Attitudes toward nuclear weapons among Gulf states are also shaped by the continued existence of Israel’s nuclear arsenal. Israel has been a nuclear power since the late 1960s. Its successful emergence as an “undeclared” nuclear weapons state, despite the expressed opposition of the United States and other major powers, is regarded as an affront by other governments in the region, and also, perhaps, as model for emulation. The Israelis, for their part, have a proven track record of military action to forestall the development of nuclear weapons by their neighbors, having demolished nascent nuclear programs in Iraq (1981) and Syria (2007) without apparent consequence to themselves. Few doubt their capacity to take similar action in the future.
Israel is, in any case, but one of three nuclear-armed states—along with India and Pakistan—that have slipped the leash of the Cold War non-proliferation regime, and whose proximity to the Gulf necessarily influences attitudes toward nuclear weapons there. The picture is further complicated by the fact that all three of these governments enjoy warm relations with the United States—a source of reassurance, perhaps, but one that also casts doubt on America’s ability to extend the deterrent effects of its own nuclear arsenal elsewhere in the region, should that become necessary. It also suggests, somewhat ironically, that successful proliferators may have less to fear from the United States than might be expected, given the adamancy of its professed opposition to the spread of nuclear arms.

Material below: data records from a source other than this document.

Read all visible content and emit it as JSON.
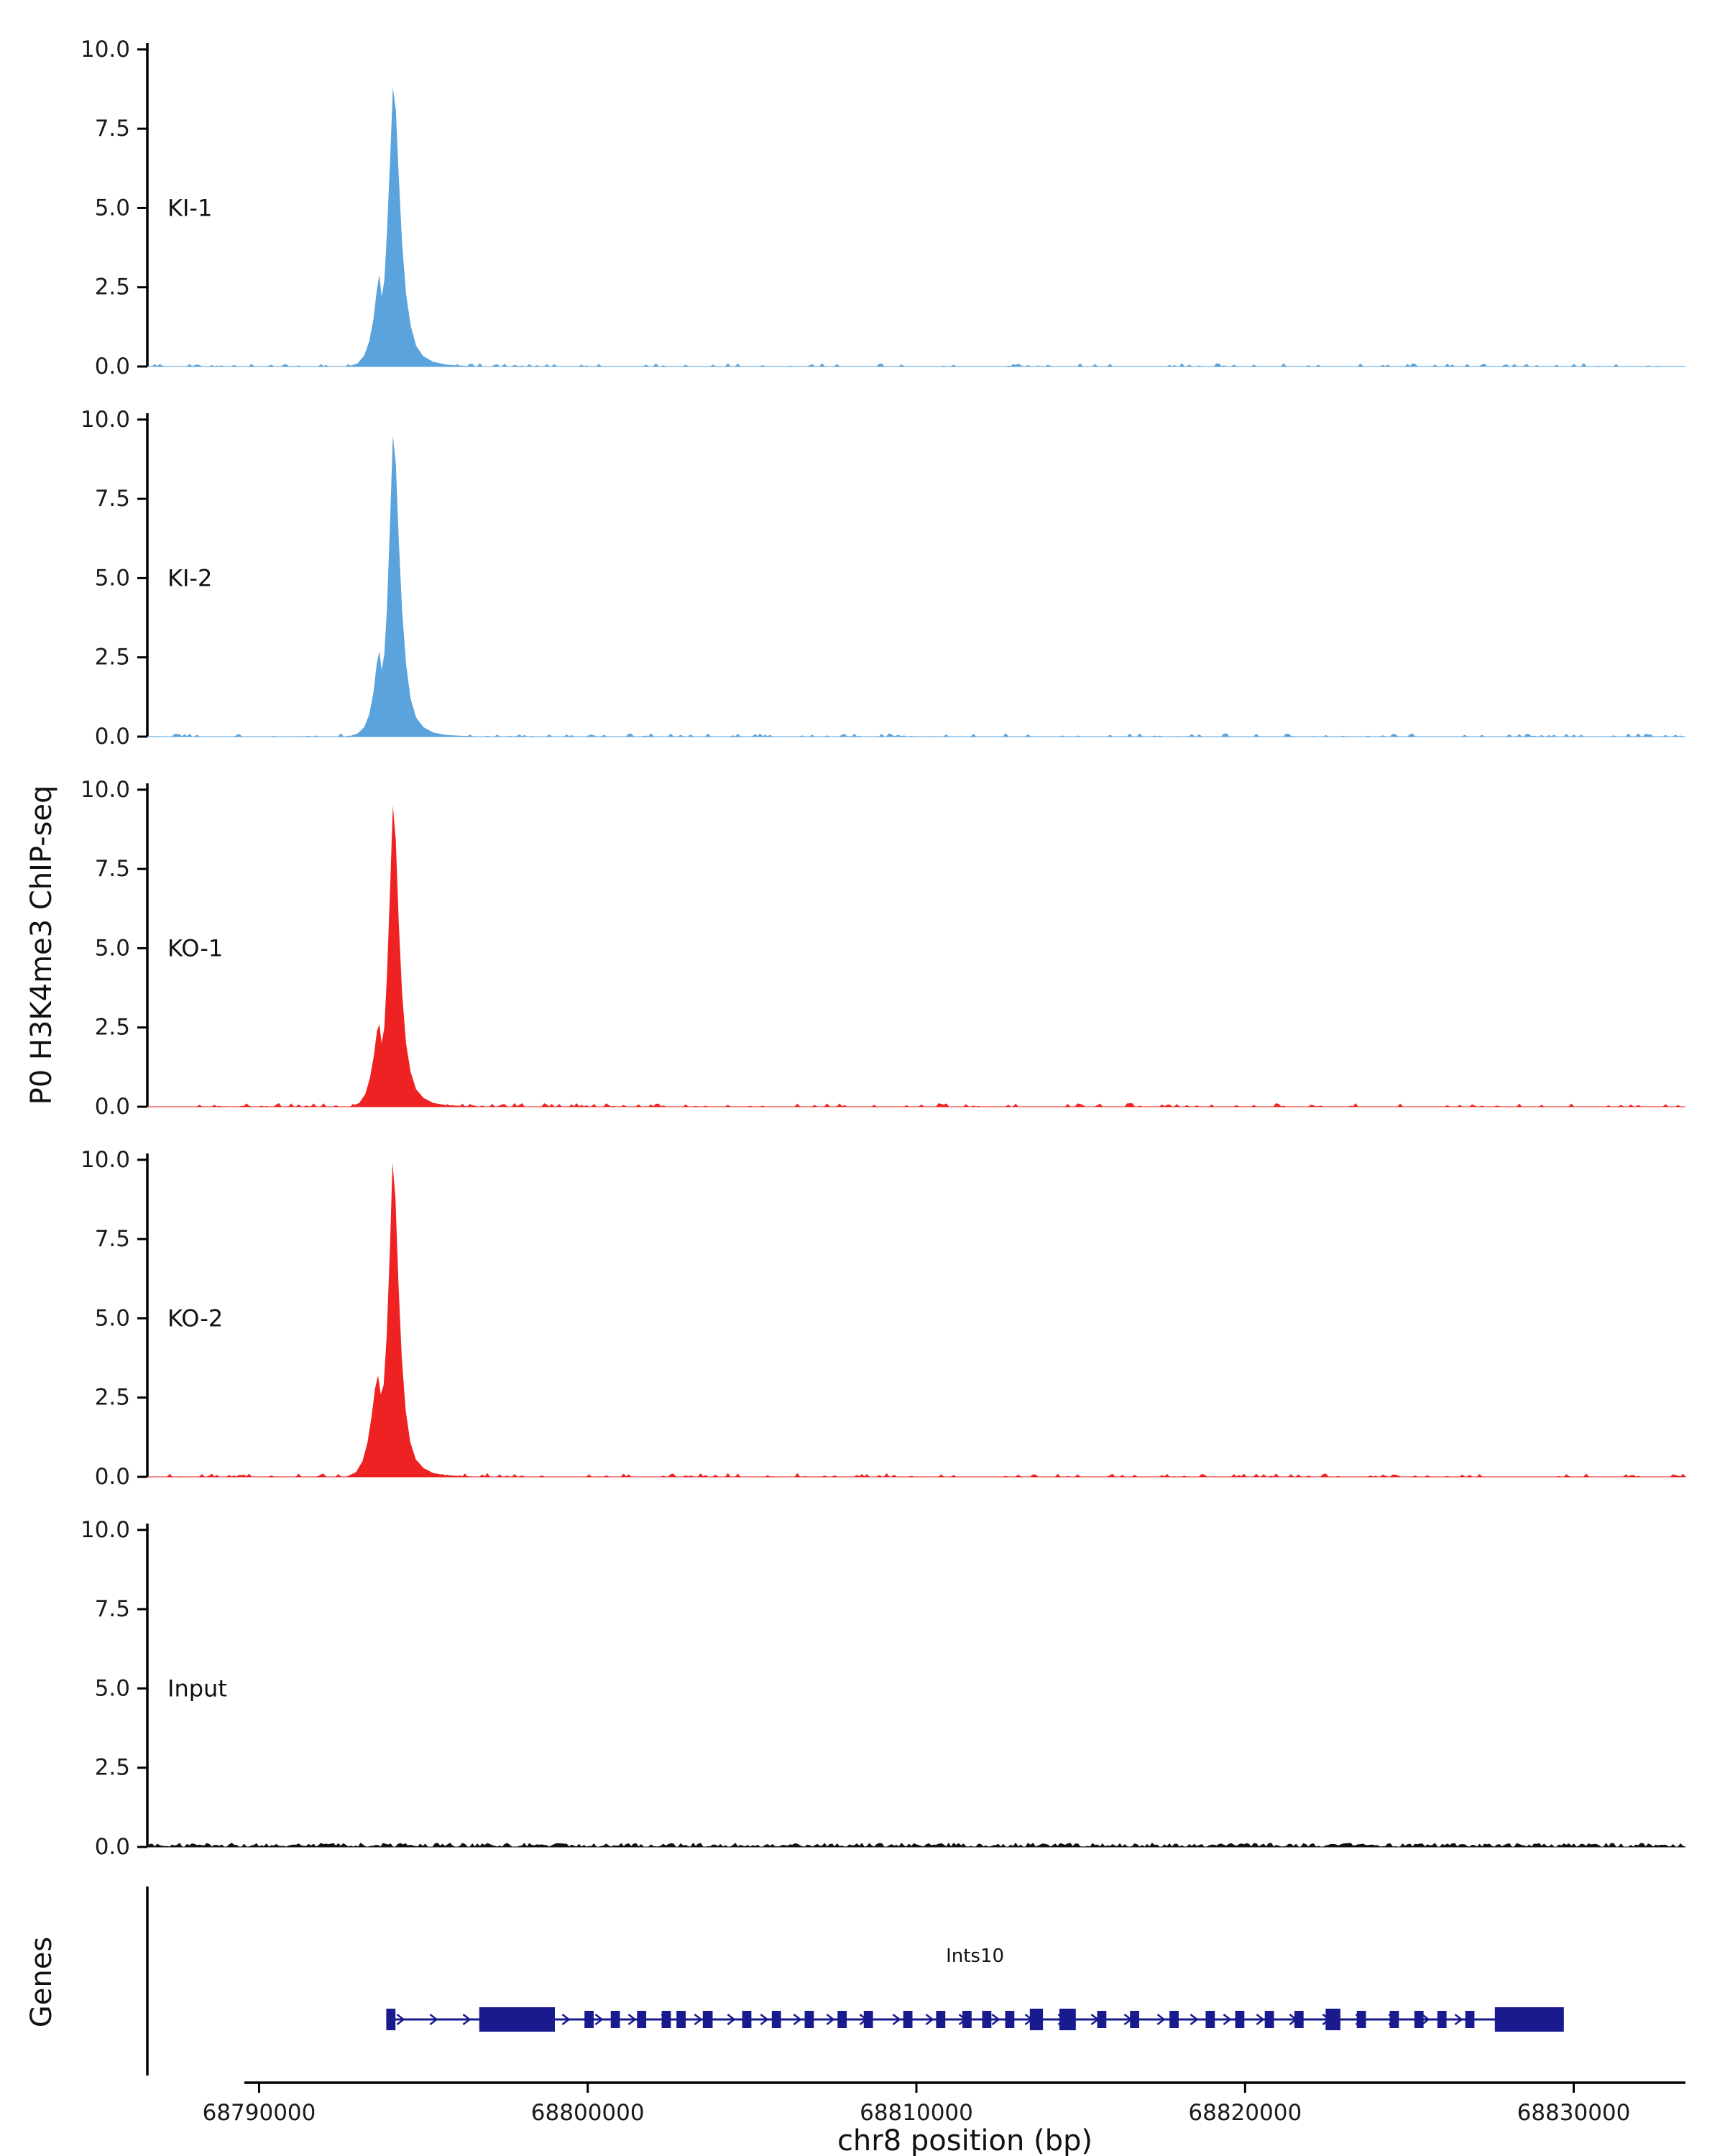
{
  "figure": {
    "background": "#ffffff",
    "text_color": "#111111"
  },
  "chart_data": {
    "type": "area",
    "title": "",
    "xlabel": "chr8 position (bp)",
    "ylabel": "P0 H3K4me3 ChIP-seq",
    "legend": "none",
    "grid": false,
    "x_range": [
      68786600,
      68833400
    ],
    "x_ticks": [
      68790000,
      68800000,
      68810000,
      68820000,
      68830000
    ],
    "x_tick_labels": [
      "68790000",
      "68800000",
      "68810000",
      "68820000",
      "68830000"
    ],
    "ylim": [
      0,
      10.2
    ],
    "y_ticks": [
      0.0,
      2.5,
      5.0,
      7.5,
      10.0
    ],
    "y_tick_labels": [
      "0.0",
      "2.5",
      "5.0",
      "7.5",
      "10.0"
    ],
    "tracks": [
      {
        "label": "KI-1",
        "color": "#5aa3dc",
        "apex_value": 8.8,
        "peak_center_bp": 68794070,
        "noise": {
          "seed": 11,
          "density": 0.22,
          "amplitude": 0.09
        },
        "peak": [
          [
            68792700,
            0
          ],
          [
            68793000,
            0.1
          ],
          [
            68793200,
            0.35
          ],
          [
            68793350,
            0.8
          ],
          [
            68793480,
            1.5
          ],
          [
            68793580,
            2.4
          ],
          [
            68793660,
            2.9
          ],
          [
            68793730,
            2.2
          ],
          [
            68793810,
            2.7
          ],
          [
            68793890,
            4.2
          ],
          [
            68793990,
            6.6
          ],
          [
            68794070,
            8.8
          ],
          [
            68794160,
            8.1
          ],
          [
            68794250,
            6.0
          ],
          [
            68794350,
            3.9
          ],
          [
            68794470,
            2.3
          ],
          [
            68794610,
            1.3
          ],
          [
            68794780,
            0.65
          ],
          [
            68795000,
            0.32
          ],
          [
            68795300,
            0.15
          ],
          [
            68795700,
            0.06
          ],
          [
            68796300,
            0.02
          ],
          [
            68796900,
            0
          ]
        ]
      },
      {
        "label": "KI-2",
        "color": "#5aa3dc",
        "apex_value": 9.5,
        "peak_center_bp": 68794070,
        "noise": {
          "seed": 22,
          "density": 0.22,
          "amplitude": 0.09
        },
        "peak": [
          [
            68792700,
            0
          ],
          [
            68793000,
            0.1
          ],
          [
            68793200,
            0.3
          ],
          [
            68793350,
            0.7
          ],
          [
            68793480,
            1.4
          ],
          [
            68793580,
            2.3
          ],
          [
            68793660,
            2.7
          ],
          [
            68793730,
            2.1
          ],
          [
            68793810,
            2.6
          ],
          [
            68793890,
            4.0
          ],
          [
            68793990,
            6.9
          ],
          [
            68794070,
            9.5
          ],
          [
            68794160,
            8.6
          ],
          [
            68794250,
            6.2
          ],
          [
            68794350,
            4.0
          ],
          [
            68794470,
            2.3
          ],
          [
            68794610,
            1.2
          ],
          [
            68794780,
            0.6
          ],
          [
            68795000,
            0.3
          ],
          [
            68795300,
            0.13
          ],
          [
            68795700,
            0.05
          ],
          [
            68796300,
            0.02
          ],
          [
            68796900,
            0
          ]
        ]
      },
      {
        "label": "KO-1",
        "color": "#ee2222",
        "apex_value": 9.5,
        "peak_center_bp": 68794070,
        "noise": {
          "seed": 33,
          "density": 0.22,
          "amplitude": 0.1
        },
        "peak": [
          [
            68792750,
            0
          ],
          [
            68793050,
            0.12
          ],
          [
            68793230,
            0.4
          ],
          [
            68793370,
            0.9
          ],
          [
            68793490,
            1.6
          ],
          [
            68793590,
            2.4
          ],
          [
            68793660,
            2.6
          ],
          [
            68793730,
            2.0
          ],
          [
            68793810,
            2.5
          ],
          [
            68793890,
            4.1
          ],
          [
            68793990,
            7.0
          ],
          [
            68794070,
            9.5
          ],
          [
            68794160,
            8.4
          ],
          [
            68794250,
            5.8
          ],
          [
            68794350,
            3.6
          ],
          [
            68794470,
            2.0
          ],
          [
            68794610,
            1.1
          ],
          [
            68794780,
            0.55
          ],
          [
            68795000,
            0.28
          ],
          [
            68795300,
            0.12
          ],
          [
            68795700,
            0.05
          ],
          [
            68796300,
            0.02
          ],
          [
            68796900,
            0
          ]
        ]
      },
      {
        "label": "KO-2",
        "color": "#ee2222",
        "apex_value": 9.9,
        "peak_center_bp": 68794060,
        "noise": {
          "seed": 44,
          "density": 0.22,
          "amplitude": 0.1
        },
        "peak": [
          [
            68792650,
            0
          ],
          [
            68792950,
            0.15
          ],
          [
            68793150,
            0.5
          ],
          [
            68793300,
            1.1
          ],
          [
            68793420,
            1.9
          ],
          [
            68793530,
            2.8
          ],
          [
            68793620,
            3.2
          ],
          [
            68793700,
            2.6
          ],
          [
            68793790,
            2.9
          ],
          [
            68793880,
            4.4
          ],
          [
            68793980,
            7.2
          ],
          [
            68794060,
            9.9
          ],
          [
            68794150,
            8.8
          ],
          [
            68794240,
            6.1
          ],
          [
            68794340,
            3.8
          ],
          [
            68794460,
            2.1
          ],
          [
            68794600,
            1.1
          ],
          [
            68794770,
            0.55
          ],
          [
            68795000,
            0.28
          ],
          [
            68795300,
            0.12
          ],
          [
            68795700,
            0.05
          ],
          [
            68796300,
            0.02
          ],
          [
            68796900,
            0
          ]
        ]
      },
      {
        "label": "Input",
        "color": "#111111",
        "apex_value": 0,
        "peak_center_bp": null,
        "noise": {
          "seed": 55,
          "density": 0.8,
          "amplitude": 0.12
        },
        "peak": []
      }
    ],
    "genes_panel": {
      "label": "Genes",
      "gene": {
        "name": "Ints10",
        "strand": "+",
        "chromosome": "chr8",
        "start": 68793870,
        "end": 68829700,
        "color": "#1a1a8f",
        "exons": [
          [
            68793870,
            68794150,
            "m"
          ],
          [
            68796700,
            68799000,
            "l"
          ],
          [
            68799900,
            68800180,
            "s"
          ],
          [
            68800700,
            68800980,
            "s"
          ],
          [
            68801500,
            68801780,
            "s"
          ],
          [
            68802250,
            68802530,
            "s"
          ],
          [
            68802700,
            68802980,
            "s"
          ],
          [
            68803500,
            68803800,
            "s"
          ],
          [
            68804700,
            68804980,
            "s"
          ],
          [
            68805600,
            68805880,
            "s"
          ],
          [
            68806600,
            68806880,
            "s"
          ],
          [
            68807600,
            68807880,
            "s"
          ],
          [
            68808400,
            68808680,
            "s"
          ],
          [
            68809600,
            68809880,
            "s"
          ],
          [
            68810600,
            68810880,
            "s"
          ],
          [
            68811400,
            68811680,
            "s"
          ],
          [
            68812000,
            68812280,
            "s"
          ],
          [
            68812700,
            68812980,
            "s"
          ],
          [
            68813450,
            68813850,
            "m"
          ],
          [
            68814350,
            68814850,
            "m"
          ],
          [
            68815500,
            68815780,
            "s"
          ],
          [
            68816500,
            68816780,
            "s"
          ],
          [
            68817700,
            68817980,
            "s"
          ],
          [
            68818800,
            68819080,
            "s"
          ],
          [
            68819700,
            68819980,
            "s"
          ],
          [
            68820600,
            68820880,
            "s"
          ],
          [
            68821500,
            68821780,
            "s"
          ],
          [
            68822450,
            68822900,
            "m"
          ],
          [
            68823400,
            68823680,
            "s"
          ],
          [
            68824400,
            68824680,
            "s"
          ],
          [
            68825150,
            68825430,
            "s"
          ],
          [
            68825850,
            68826130,
            "s"
          ],
          [
            68826700,
            68826980,
            "s"
          ],
          [
            68827600,
            68829700,
            "l"
          ]
        ]
      }
    }
  }
}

Since the end of the Second World War protection from external threats in the Gulf region, for practical purposes, has been assured by the major oil-consuming states in the West. Their willingness to extend their military protection to the region was driven by their hunger for energy, and their determination to deprive the Soviets of influence and access there. The second of these motives has disappeared; though Russia’s recent, opportunistic intervention in Georgia is a reminder that it retains substantial freedom to act in proximity to its own frontiers. The first, in any event, is strong than ever; yet it is unclear, absent the overarching external threat posed by the Soviets, what kinds of policies it can support on its own.
The aim of this conference is to consider how, and how far, the logic and practice of extended nuclear deterrence and multilateral and bi-lateral security guarantees can be adapted to address current and future threats to stability in the Gulf. Military strategies calculated to ward off outsiders may not be readily applicable to the maintenance of regional stability, nor to containing rising regional powers like Iran. Conversely, the range of choices available to Gulf states, both in the marketplace and in terms of strategic partnerships, are far wider than they used to be. So too are the range of threats against which deterrence must be “extended.” to include not just the emergence of regional nuclear powers, but the suppression of conventional conflict, terrorism, subversion, and internal unrest as well. Certainly whatever strategies are adopted in the nuclear arena cannot be obviously incompatible with the requirements of these other realms, in which the threats, while smaller, are also more immediate.